Sometimes God’s word falls in a heart that is full of the cares of the world. They’re worried about money. Worried about food. Worried about safety. Worried about what could happen here or there. Worried about all kinds of things. The word takes root for a little bit, seems like it’s starting to show some growth, but because it lives in fear, always worried about everything in life, true growth gets choked out and the fruit it produces never matures. Maybe some of you are there. You want to follow Jesus. You want to be free, but you just can’t imagine how you would go on without your spouse, your kids, your parents, your job, your pets, your house, your finances, your health if you lost them. You can’t imagine God being good in that kind of situation. And so you live in constant worry. 

 

But sometimes God’s word lands in a heart that has good, soft soil, and it grabs hold of that seed and produces good and delicious fruit. And the question is just how do you suppose that soil became ready to receive the seed of God’s word and bear fruit? 

 

This person, according to Jesus, will not sit around pointing fingers at the sins of the hard hearted people, or the choked out by fear people – they will repent of their own. They will not allow themselves to imagine they are less sinful than anyone else. They won’t say, “I know I’m not perfect, but at least I’m not like THOSE people. They will say, like the apostle Paul, Jesus Christ came to save sinners, and I’m the worst one. 

 

Their greatest joy in life is not that they are safe, it’s not that they are healthy, it’s not that they are wealthy, it’s not that they are comfortable, though there is nothing wrong with any of those things. Their greatest joy in life is that they are united to Jesus – not simply a set of doctrines or ideas – but united to a person, like a branch is united to the tree trunk. The goal is to be so united to Christ that anything good we do is just his life living in and through us.  

 

Of course, every single one of those seeds, whether the hard hearted, the shallow roots, the choked out, and the good soil seeds, will still all die someday, maybe by the hands of another person like the Galileans; maybe by an accident of some kind like a tower falling on them, maybe through a terminal illness, maybe through their heart eventually stopping as they sleep. 
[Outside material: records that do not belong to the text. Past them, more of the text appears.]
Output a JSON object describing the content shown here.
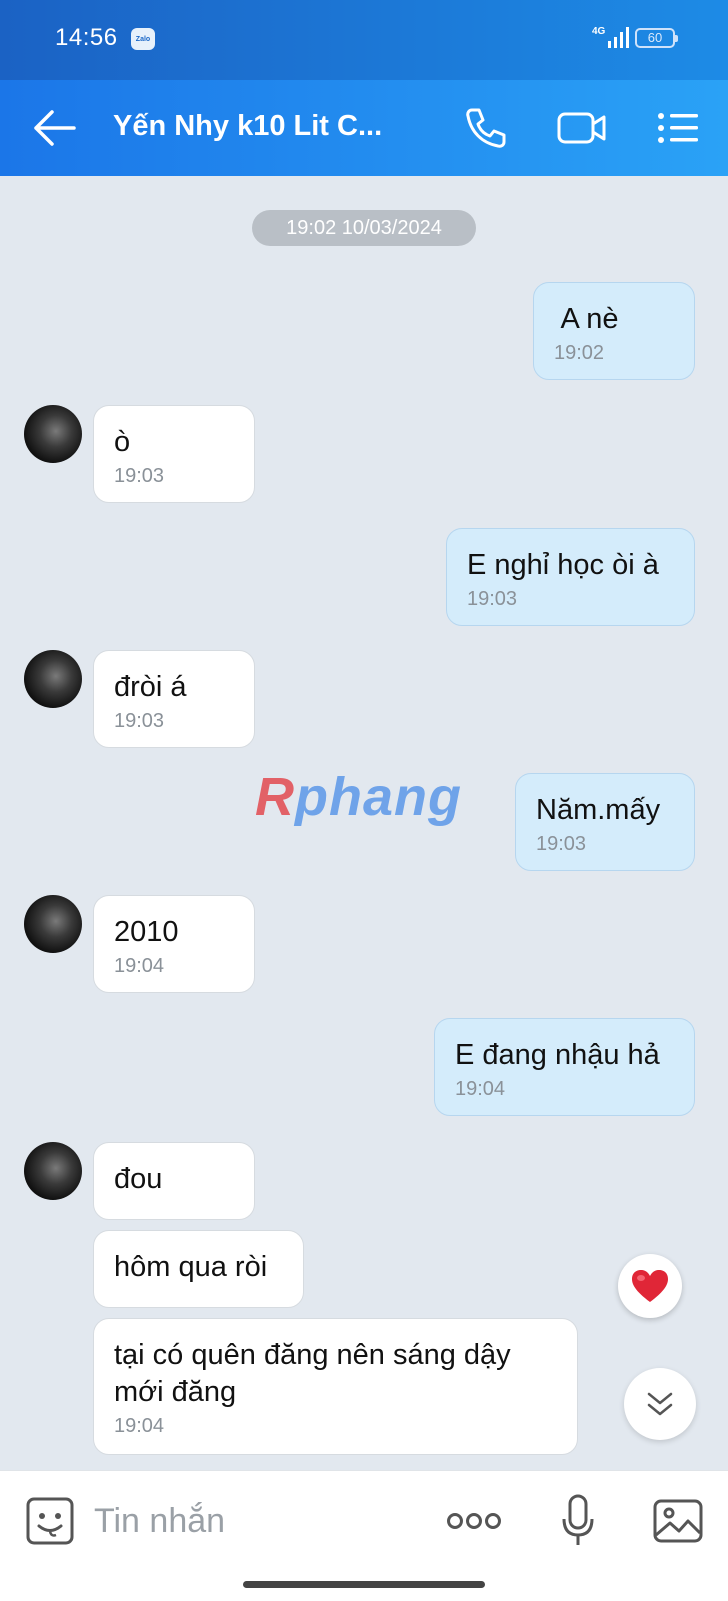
{
  "status_bar": {
    "time": "14:56",
    "app_badge": "Zalo",
    "network": "4G",
    "battery": "60"
  },
  "header": {
    "title": "Yến Nhy k10 Lit C..."
  },
  "date_separator": "19:02 10/03/2024",
  "messages": [
    {
      "dir": "out",
      "text": " A nè",
      "time": "19:02"
    },
    {
      "dir": "in",
      "text": "ò",
      "time": "19:03"
    },
    {
      "dir": "out",
      "text": "E nghỉ học òi à",
      "time": "19:03"
    },
    {
      "dir": "in",
      "text": "đròi á",
      "time": "19:03"
    },
    {
      "dir": "out",
      "text": "Năm.mấy",
      "time": "19:03"
    },
    {
      "dir": "in",
      "text": "2010",
      "time": "19:04"
    },
    {
      "dir": "out",
      "text": "E đang nhậu hả",
      "time": "19:04"
    },
    {
      "dir": "in",
      "text": "đou",
      "time": ""
    },
    {
      "dir": "in",
      "text": "hôm qua ròi",
      "time": ""
    },
    {
      "dir": "in",
      "text": "tại có quên đăng nên sáng dậy\nmới đăng",
      "time": "19:04"
    }
  ],
  "watermark": {
    "first": "R",
    "rest": "phang"
  },
  "input": {
    "placeholder": "Tin nhắn"
  },
  "colors": {
    "accent": "#1b76e8",
    "outgoing_bubble": "#d4ecfb",
    "incoming_bubble": "#ffffff",
    "heart": "#e02637"
  }
}
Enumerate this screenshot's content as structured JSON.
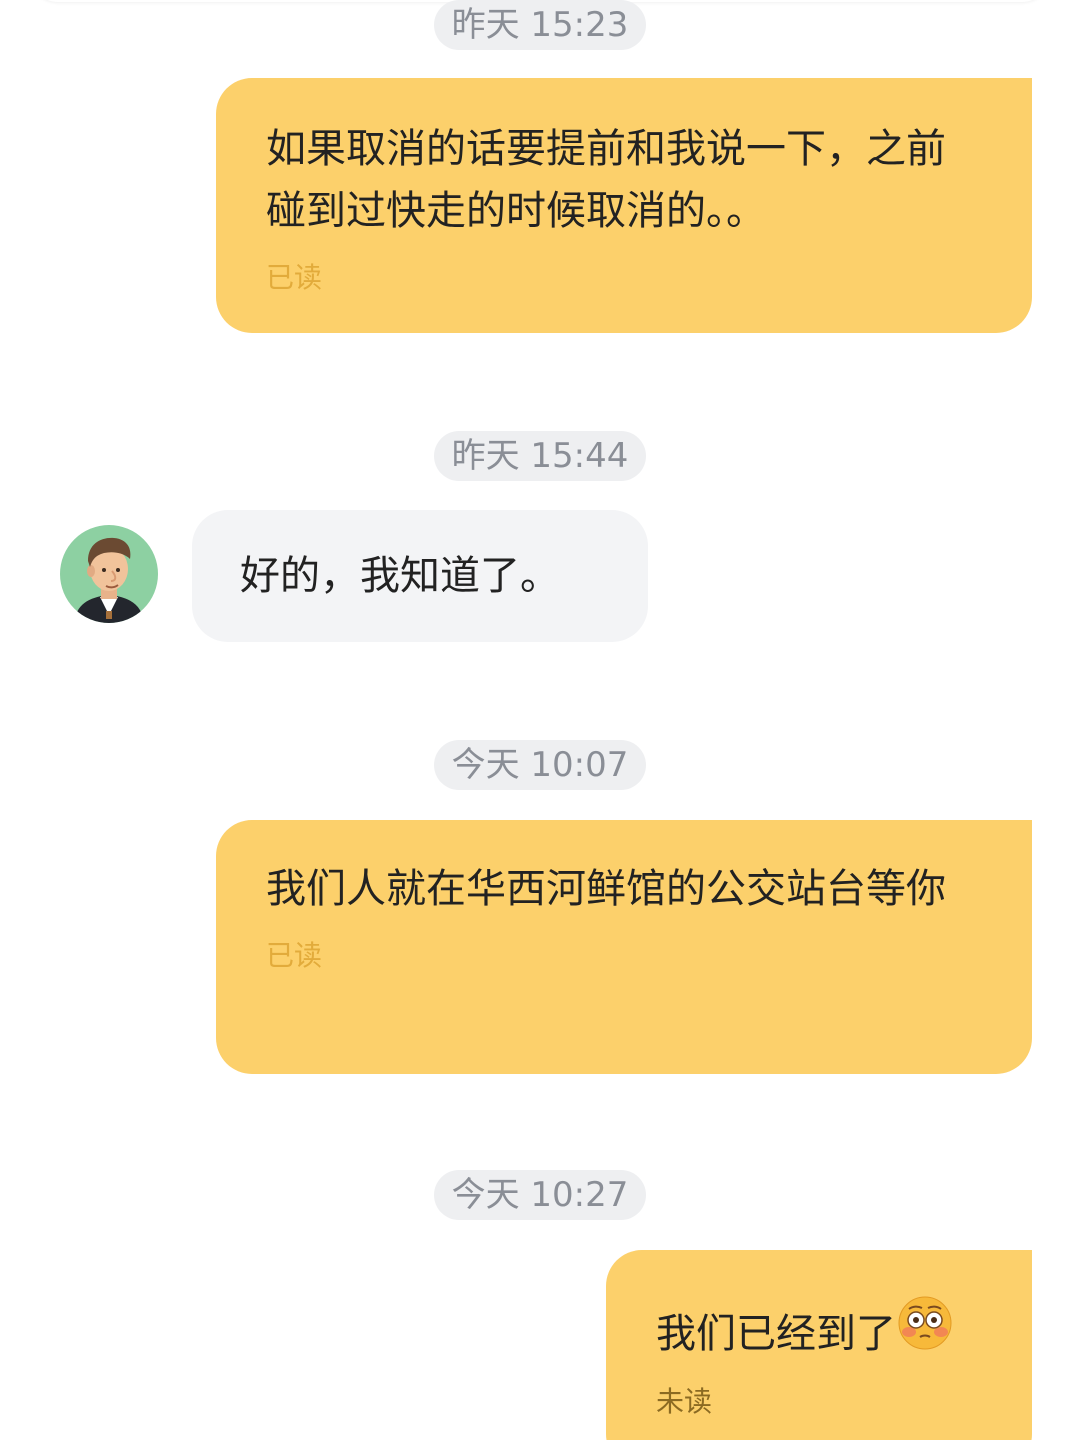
{
  "conversation": {
    "messages": [
      {
        "timestamp": "昨天 15:23",
        "side": "outgoing",
        "text": "如果取消的话要提前和我说一下，之前碰到过快走的时候取消的。。",
        "status": "已读"
      },
      {
        "timestamp": "昨天 15:44",
        "side": "incoming",
        "text": "好的，我知道了。",
        "avatar_icon": "male-user-avatar-icon"
      },
      {
        "timestamp": "今天 10:07",
        "side": "outgoing",
        "text": "我们人就在华西河鲜馆的公交站台等你",
        "status": "已读"
      },
      {
        "timestamp": "今天 10:27",
        "side": "outgoing",
        "text": "我们已经到了",
        "emoji": "flushed-face-emoji-icon",
        "status": "未读"
      }
    ]
  },
  "colors": {
    "outgoing_bubble": "#fcd06b",
    "incoming_bubble": "#f3f4f6",
    "timestamp_pill": "#eeeff1",
    "timestamp_text": "#8a8e96",
    "read_status": "#e2ab3b",
    "unread_status": "#8b6a22",
    "avatar_bg": "#8dd0a2"
  }
}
But I love how Moses writes in Psalm 90:12, Teach us to number our days carefully so that we may develop wisdom in our hearts.

 

Moses is basically saying what Luke 12 and 13 have been saying. Teach us, Lord, to be aware of the time. Teach us to carefully consider the fact that today could be the day we die or the day the Lord returns. And, while most of the world, when they think about death might develop fear or concern, Lord, let the truth about death develop wisdom in my heart. Let it motivate me, not to fear, but to discernment. To rethink what is most important to me. To seek first YOUR kingdom. Teach us to remember you are not slow like we think about slow. You’re not late. You are patient, both with others and with me.

 

And Jesus guarantees that those who live in repentance, who remain connected to the life-giving vine that is Jesus, will never perish. 

 

I invite you to stand as I read this prayer for you from Colossians 1: We are asking that you may be filled with the knowledge of his will in all wisdom and spiritual understanding, 10 so that you may walk worthy of the Lord, fully pleasing to him: bearing fruit in every good work and growing in the knowledge of God, 11 being strengthened with all power, according to his glorious might, so that you may have great endurance and patience, joyfully 12 giving thanks to the Father, who has enabled you to share in the saints’ inheritance in the light. 13 He has rescued us from the domain of darkness and transferred us into the kingdom of the Son he loves. 14 In him we have redemption, the forgiveness of sins. 

 

SOURCES

 

Warren W. Wiersbe, The Bible Exposition Commentary, vol. 1 (Wheaton, IL: Victor Books, 1996). 

 

Darrell L. Bock, Luke: 9:51–24:53, vol. 2, Baker Exegetical Commentary on the New Testament (Grand Rapids, MI: Baker Academic, 1996).

 

Gary Hamrick, The Theology of Tragedy, November 7, 2021: (https://www.youtube.com/watch?v=Rf0xt4j81M4)

 

Trent C. Butler, Luke, vol. 3, Holman New Testament Commentary (Nashville, TN: Broadman & Holman Publishers, 2000).